Narrow perspectives (Perspektif yang sempit). Karena jarang meninjau pekerjaan orang lain, atau keluar dari lingkungan pekerjaan sendiri, seseroang seringkali dibatasi pada cara pandangnya sendiri. Ia tidak mencoba melihat dari sudut pandang orang lain. Pimpinan yang sering mengambil keputusan besar yang menyangkut keputusan keuangan dan strategi operasional secara umum, seringkali tidak mempertimbangkan detail pelaksanaan pekerjaan dan sudut pandang para pekerjaan. Sebaliknya, para karyawan, seringkali hanya melihat suatu masalah dari sudut pandangnya sendiri (kepentingan individunya semata, tanpa mencoba memahami sebuah situasi dari sudut pandang yang berbeda). Sempitnya perspektif inilah yang sering menyebabkan konflik (tiap orang hanya melihat dari sudut pandang sendiri, dan tidak mencoba memahami orang lain). Sebagai contoh: 1). keputusan seorang pemimpin untuk membatasi percakapan telepon selama tiga menit saja, dianggap sebagai keputusan yang tidak populer, apalagi untuk bagian marketing yang sering kali menggunakan telepon untuk berhubungan dengan calon pelanggan atau pelanggan yang ada. Contoh : 2). seorang pimpinan mengurangi anggaran subbag lain dengan dasar suka tidak suka tampa melihat komposisi, stratejik dan manfaat yang ingin dicapai, sementara di subbag lain hanya dengan 4 staf diberikan sppd yang besar hampir separo dari total anggarannya, sementara di subbag lain sangat kekurangan dengan total anggaran yang sangat minim, sementara disubbag yang lainnya lagi yang sudah jalan baik anggaranya dikurangi diberikan kepada yang sangat kekurangan, yang seharusnya yang dikurangi adalah subbag yang anggarannya berlebih dengan staf yang sangat sedikit dikurangi untuk diberikan kpada subbag yang stafnya banyak (bukan subbag yang sudah baik dikurangi) tetapi subbag yang anggarannya berlebih dibiarrkan berlebih sehingga tercipata kedholiman pada sataf lainnya.
Mismatched
expectations. Peter Drucker mengatakan bahwa: pikiran manusia seringkali hanya
membatasi informasi yang cocok dengan ekspektasinya Jika, ternyata informasi
yang disampaikan tidak sesuai dengan apa yang diharapkan, maka orang tersebut
cenderung tidak termotivasi untuk mendengarkan informasi yang disampaikan.

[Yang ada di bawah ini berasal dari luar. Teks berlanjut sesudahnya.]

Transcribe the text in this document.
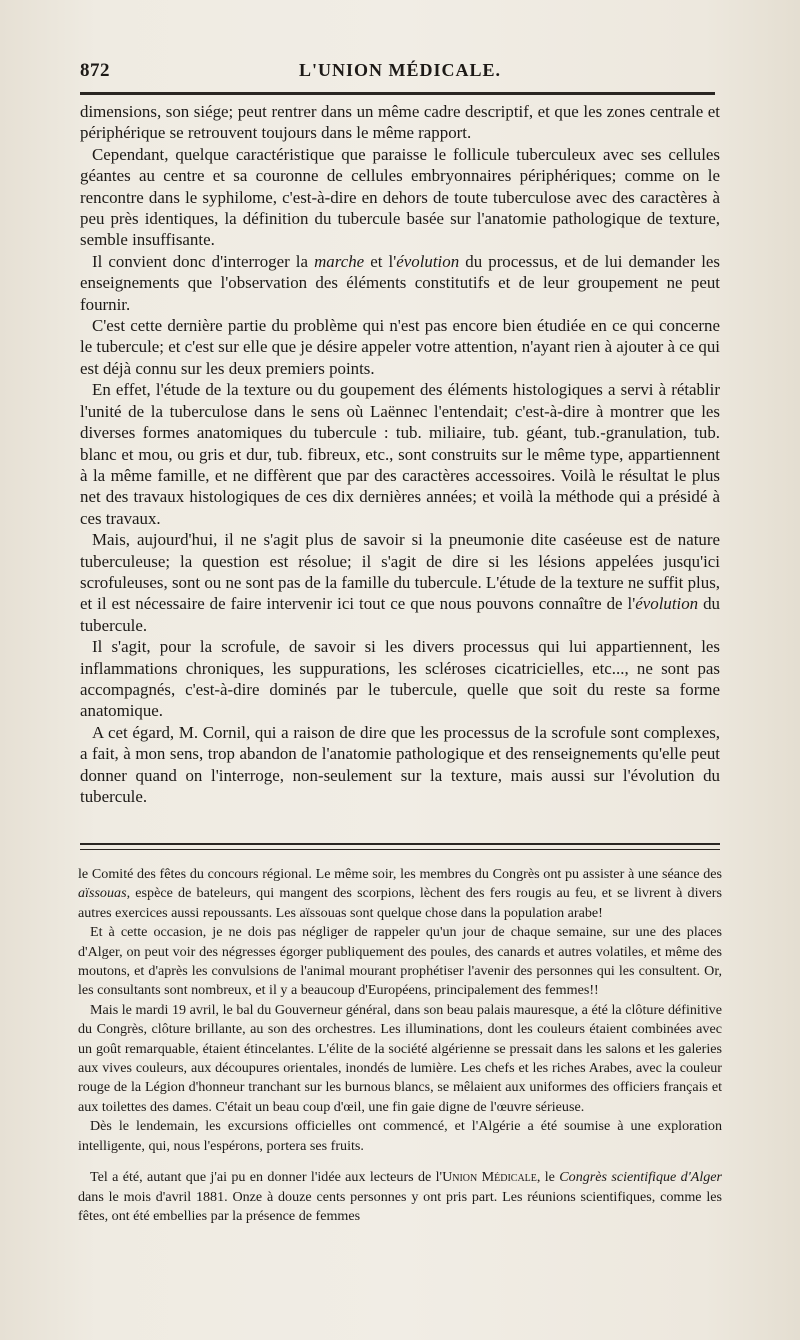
872	L'UNION MÉDICALE.

dimensions, son siége; peut rentrer dans un même cadre descriptif, et que les zones centrale et périphérique se retrouvent toujours dans le même rapport.

Cependant, quelque caractéristique que paraisse le follicule tuberculeux avec ses cellules géantes au centre et sa couronne de cellules embryonnaires périphériques; comme on le rencontre dans le syphilome, c'est-à-dire en dehors de toute tuberculose avec des caractères à peu près identiques, la définition du tubercule basée sur l'anatomie pathologique de texture, semble insuffisante.

Il convient donc d'interroger la marche et l'évolution du processus, et de lui demander les enseignements que l'observation des éléments constitutifs et de leur groupement ne peut fournir.

C'est cette dernière partie du problème qui n'est pas encore bien étudiée en ce qui concerne le tubercule; et c'est sur elle que je désire appeler votre attention, n'ayant rien à ajouter à ce qui est déjà connu sur les deux premiers points.

En effet, l'étude de la texture ou du goupement des éléments histologiques a servi à rétablir l'unité de la tuberculose dans le sens où Laënnec l'entendait; c'est-à-dire à montrer que les diverses formes anatomiques du tubercule : tub. miliaire, tub. géant, tub.-granulation, tub. blanc et mou, ou gris et dur, tub. fibreux, etc., sont construits sur le même type, appartiennent à la même famille, et ne diffèrent que par des caractères accessoires. Voilà le résultat le plus net des travaux histologiques de ces dix dernières années; et voilà la méthode qui a présidé à ces travaux.

Mais, aujourd'hui, il ne s'agit plus de savoir si la pneumonie dite caséeuse est de nature tuberculeuse; la question est résolue; il s'agit de dire si les lésions appelées jusqu'ici scrofuleuses, sont ou ne sont pas de la famille du tubercule. L'étude de la texture ne suffit plus, et il est nécessaire de faire intervenir ici tout ce que nous pouvons connaître de l'évolution du tubercule.

Il s'agit, pour la scrofule, de savoir si les divers processus qui lui appartiennent, les inflammations chroniques, les suppurations, les scléroses cicatricielles, etc..., ne sont pas accompagnés, c'est-à-dire dominés par le tubercule, quelle que soit du reste sa forme anatomique.

A cet égard, M. Cornil, qui a raison de dire que les processus de la scrofule sont complexes, a fait, à mon sens, trop abandon de l'anatomie pathologique et des renseignements qu'elle peut donner quand on l'interroge, non-seulement sur la texture, mais aussi sur l'évolution du tubercule.

le Comité des fêtes du concours régional. Le même soir, les membres du Congrès ont pu assister à une séance des aïssouas, espèce de bateleurs, qui mangent des scorpions, lèchent des fers rougis au feu, et se livrent à divers autres exercices aussi repoussants. Les aïssouas sont quelque chose dans la population arabe!

Et à cette occasion, je ne dois pas négliger de rappeler qu'un jour de chaque semaine, sur une des places d'Alger, on peut voir des négresses égorger publiquement des poules, des canards et autres volatiles, et même des moutons, et d'après les convulsions de l'animal mourant prophétiser l'avenir des personnes qui les consultent. Or, les consultants sont nombreux, et il y a beaucoup d'Européens, principalement des femmes!!

Mais le mardi 19 avril, le bal du Gouverneur général, dans son beau palais mauresque, a été la clôture définitive du Congrès, clôture brillante, au son des orchestres. Les illuminations, dont les couleurs étaient combinées avec un goût remarquable, étaient étincelantes. L'élite de la société algérienne se pressait dans les salons et les galeries aux vives couleurs, aux découpures orientales, inondés de lumière. Les chefs et les riches Arabes, avec la couleur rouge de la Légion d'honneur tranchant sur les burnous blancs, se mêlaient aux uniformes des officiers français et aux toilettes des dames. C'était un beau coup d'œil, une fin gaie digne de l'œuvre sérieuse.

Dès le lendemain, les excursions officielles ont commencé, et l'Algérie a été soumise à une exploration intelligente, qui, nous l'espérons, portera ses fruits.

Tel a été, autant que j'ai pu en donner l'idée aux lecteurs de l'Union Médicale, le Congrès scientifique d'Alger dans le mois d'avril 1881. Onze à douze cents personnes y ont pris part. Les réunions scientifiques, comme les fêtes, ont été embellies par la présence de femmes
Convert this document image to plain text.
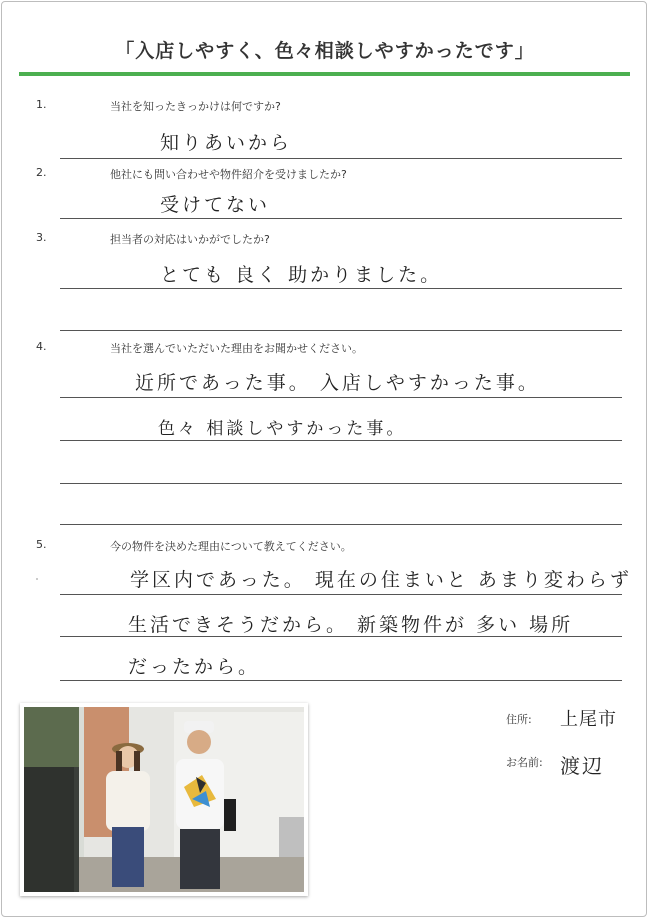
「入店しやすく、色々相談しやすかったです」
1.	当社を知ったきっかけは何ですか?
知りあいから
2.	他社にも問い合わせや物件紹介を受けましたか?
受けてない
3.	担当者の対応はいかがでしたか?
とても 良く 助かりました。
4.	当社を選んでいただいた理由をお聞かせください。
近所であった事。 入店しやすかった事。
色々 相談しやすかった事。
5.	今の物件を決めた理由について教えてください。
学区内であった。 現在の住まいと あまり変わらず
生活できそうだから。 新築物件が 多い 場所
だったから。
住所: 上尾市
お名前: 渡辺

Misalnya: jika dalam rapat-rapat ternyata seringkali tanggapannya tidak
diperhatikan, maka karyawan cenderung enggan menyatakan pendapat, karena ia
beranggapan percuma saja menyampaikan pendapat, karena biasanya juga tidak ada
follow-up-nya.
Demikian pula dengan pimpinan, yang sering mendengarkan pendapat
karyawan yang dianggapnya tidak relevan dengan keputusan yang akan diambil.
Pimpinan tersebut cenderung tidak mendengarkan pendapat dari orang tersebut di
waktu-waktu yang berikutnya.
Insufficient
time. Alasan lain adalah keterbatasan waktu untuk menyampaikan informasi secara
menyeluruh. Karena kegiatan rutin yang harus diselesaikan dengan segera,
seringkali waktu berkomunikasi dilupakan, atau komunikasi dilakukan dengan
tergesa. Akibatnya, informasi yang disampaikan kepada orang lain pun tidak
lengkap. Dampaknya adalah orang lain hanya menerima sebagian informasi (tidak
utuh), sehingga ada kemungkinan informasi tersebut salah dipahami.

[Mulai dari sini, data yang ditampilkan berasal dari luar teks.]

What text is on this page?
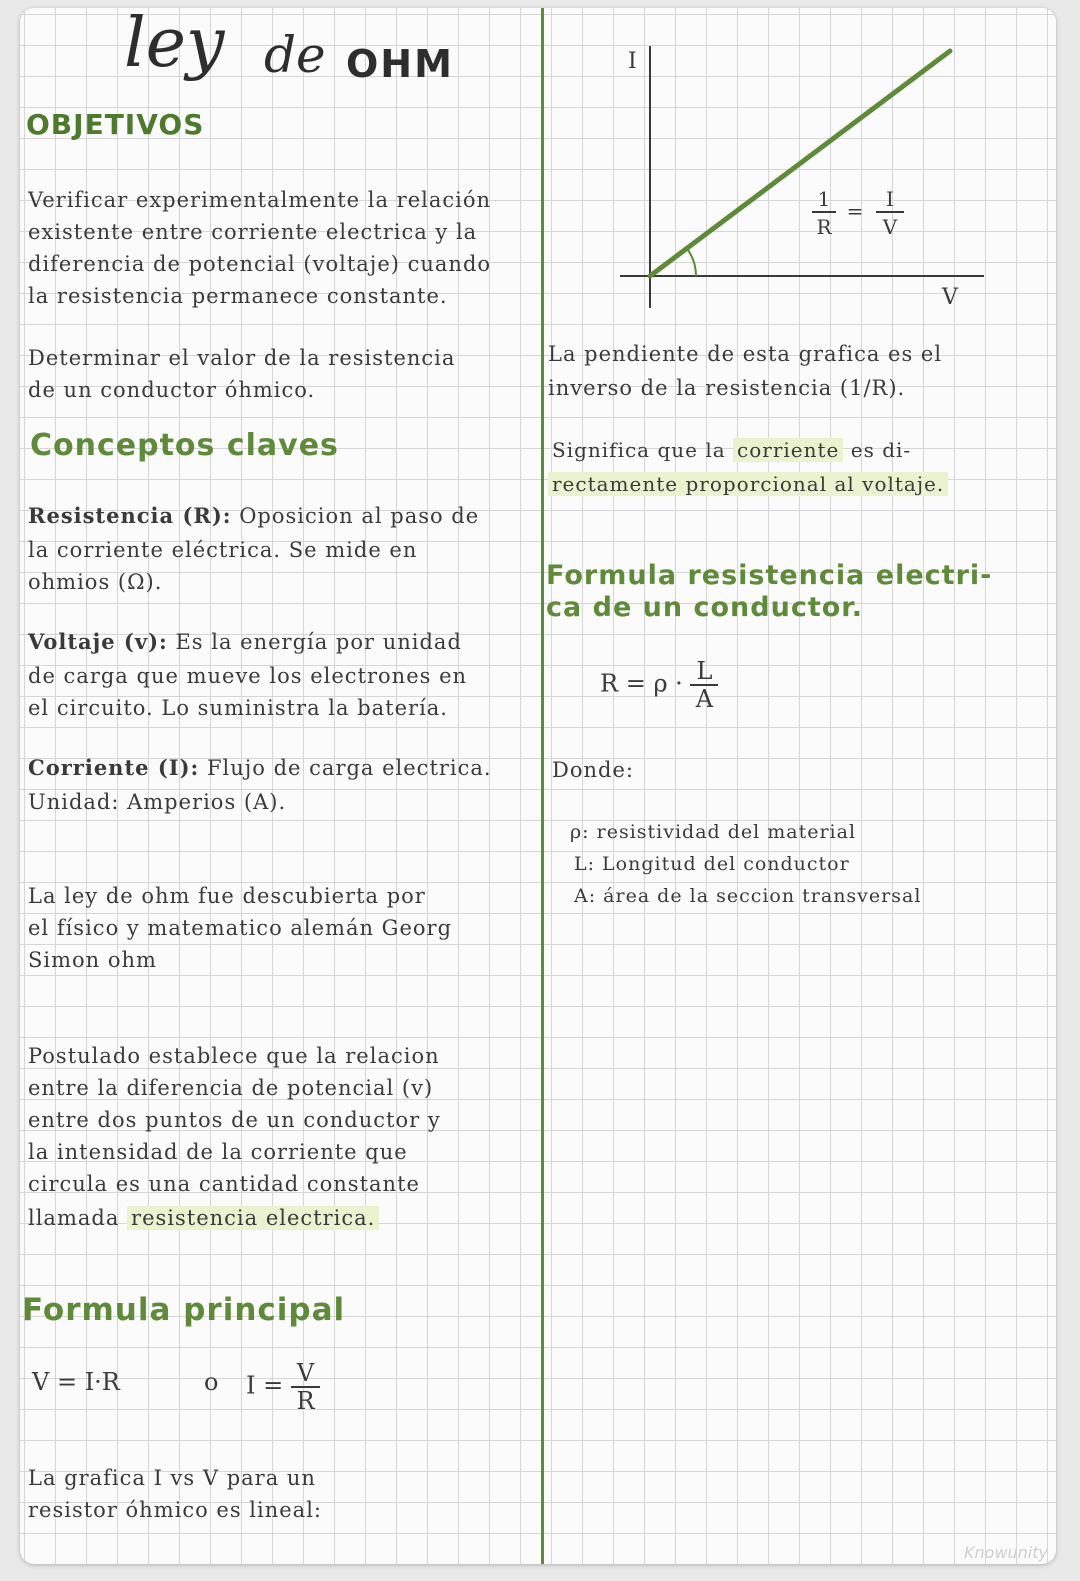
ley de OHM
OBJETIVOS
Verificar experimentalmente la relación
existente entre corriente electrica y la
diferencia de potencial (voltaje) cuando
la resistencia permanece constante.
Determinar el valor de la resistencia
de un conductor óhmico.
Conceptos claves
Resistencia (R): Oposicion al paso de
la corriente eléctrica. Se mide en
ohmios (Ω).
Voltaje (v): Es la energía por unidad
de carga que mueve los electrones en
el circuito. Lo suministra la batería.
Corriente (I): Flujo de carga electrica.
Unidad: Amperios (A).
La ley de ohm fue descubierta por
el físico y matematico alemán Georg
Simon ohm
Postulado establece que la relacion
entre la diferencia de potencial (v)
entre dos puntos de un conductor y
la intensidad de la corriente que
circula es una cantidad constante
llamada resistencia electrica.
Formula principal
V = I·R	o $I = \frac{V}{R}$
La grafica I vs V para un
resistor óhmico es lineal:
I
V
1
R
= I
V
La pendiente de esta grafica es el
inverso de la resistencia (1/R).
Significa que la corriente es di-
rectamente proporcional al voltaje.
Formula resistencia electri-
ca de un conductor.
$R = \rho \cdot \frac{L}{A}$
Donde:
ρ: resistividad del material
L: Longitud del conductor
A: área de la seccion transversal
Knowunity
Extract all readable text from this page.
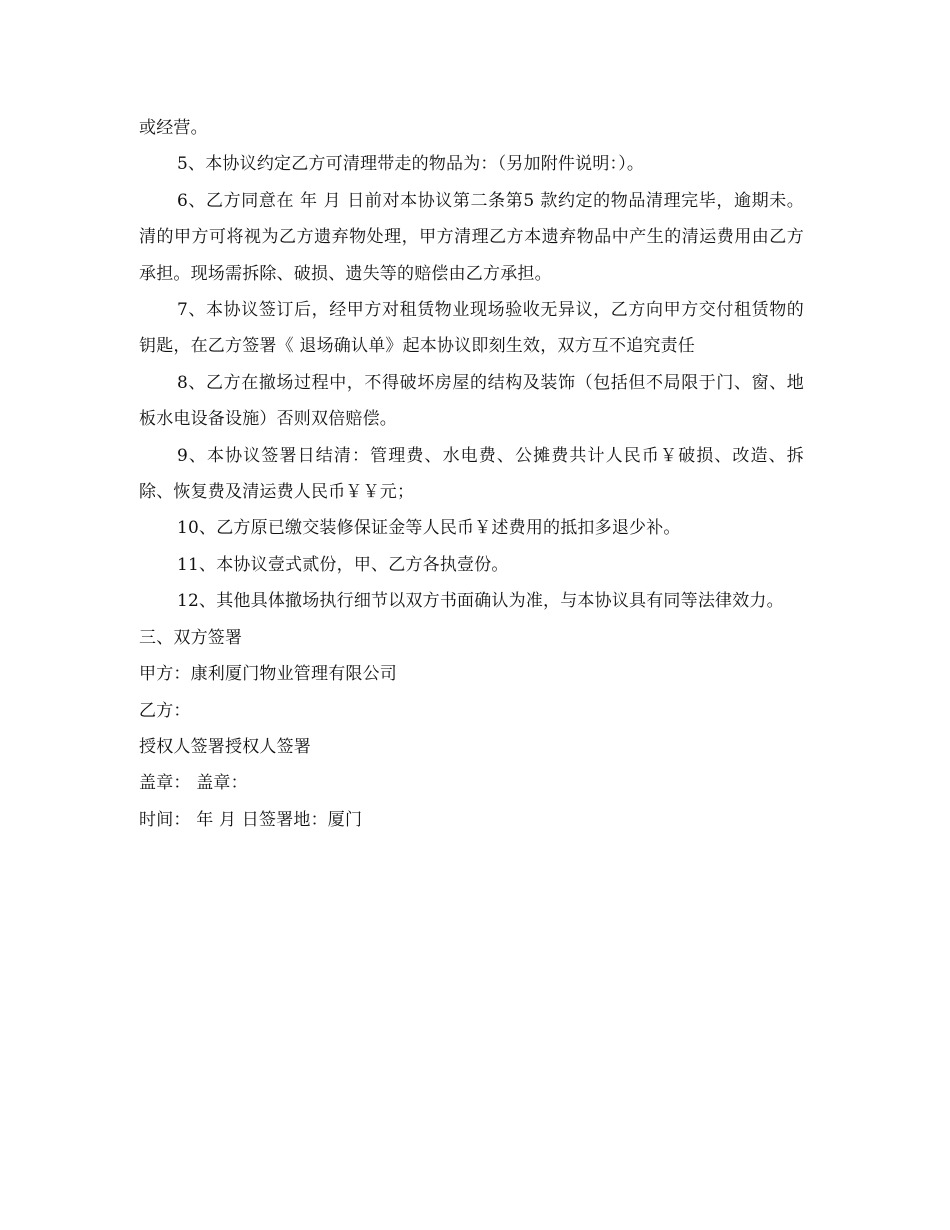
或经营。

5、本协议约定乙方可清理带走的物品为：（另加附件说明：）。

6、乙方同意在 年 月 日前对本协议第二条第5 款约定的物品清理完毕，逾期未。清的甲方可将视为乙方遗弃物处理，甲方清理乙方本遗弃物品中产生的清运费用由乙方承担。现场需拆除、破损、遗失等的赔偿由乙方承担。

7、本协议签订后，经甲方对租赁物业现场验收无异议，乙方向甲方交付租赁物的钥匙，在乙方签署《 退场确认单》起本协议即刻生效，双方互不追究责任

8、乙方在撤场过程中，不得破坏房屋的结构及装饰（包括但不局限于门、窗、地板水电设备设施）否则双倍赔偿。

9、本协议签署日结清：管理费、水电费、公摊费共计人民币￥破损、改造、拆除、恢复费及清运费人民币￥￥元；

10、乙方原已缴交装修保证金等人民币￥述费用的抵扣多退少补。

11、本协议壹式贰份，甲、乙方各执壹份。

12、其他具体撤场执行细节以双方书面确认为准，与本协议具有同等法律效力。

三、双方签署

甲方：康利厦门物业管理有限公司

乙方：

授权人签署授权人签署

盖章： 盖章：

时间： 年 月 日签署地：厦门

MEMBANGUN KOMUNIKASI DUA ARAH:
Setelah
memahami berbagai kendala yang menghambat terjadinya komunikasi dua arah, kita
akan lebih mudah untuk menyusun strategi guna membangun komunikasi dua arah
tersebut. Berikut adalah beberapa strategi yang bisa dicoba.
Mendengar:
Dalam komunikasi dua arah, ada yang berbicara, dan ada yang mendengar. Yang
sering terjadi adalah tiap pihak saling menunggu kesempatan untuk berbicara
tanpa meluangkan waktu untuk mendengar apa yang disampaikan pihak lain (karena
ia sibuk menyiapkan apa yang akan disampaikan). Seringkali, banyak permasalahan
dapat terselesaikan justru bukan karena seseorang menjadi pembicara yang
handal, melainkan karena ia bersedia memahami orang lain dengan cara
mendengarkan dengan saksama apa yang disampaikan (keluhan, masalah, keinginan,
harapan). Informasi yang didengar inilah yang bisa dijadikan dasar untuk
menentukan langkah selanjutnya untuk menyelesaikan masalah.
Terbuka:
Untuk mendorong tiap pihak untuk saling terbuka, seorang pimpinan hendaknya
tidak menghukum orang yang menyampaikan pendapat, masalah, atau perasaannya.
Keterbukaan bisa juga dibuatkan wadahnya, yaitu melalui bulletin board, kotak
saran, atau media antarkaryawan. Karyawan yang menyampaikan pendapat atau ide
yang bisa dimanfaatkan lembaga/perusahaan, bisa diberikan hadiah, atau penghargaan.
Demikian juga dengan karyawan yang bisa mengidentifikasi atau mengantisipasi
masalah serta mengusulkan alternatif pemecahannya.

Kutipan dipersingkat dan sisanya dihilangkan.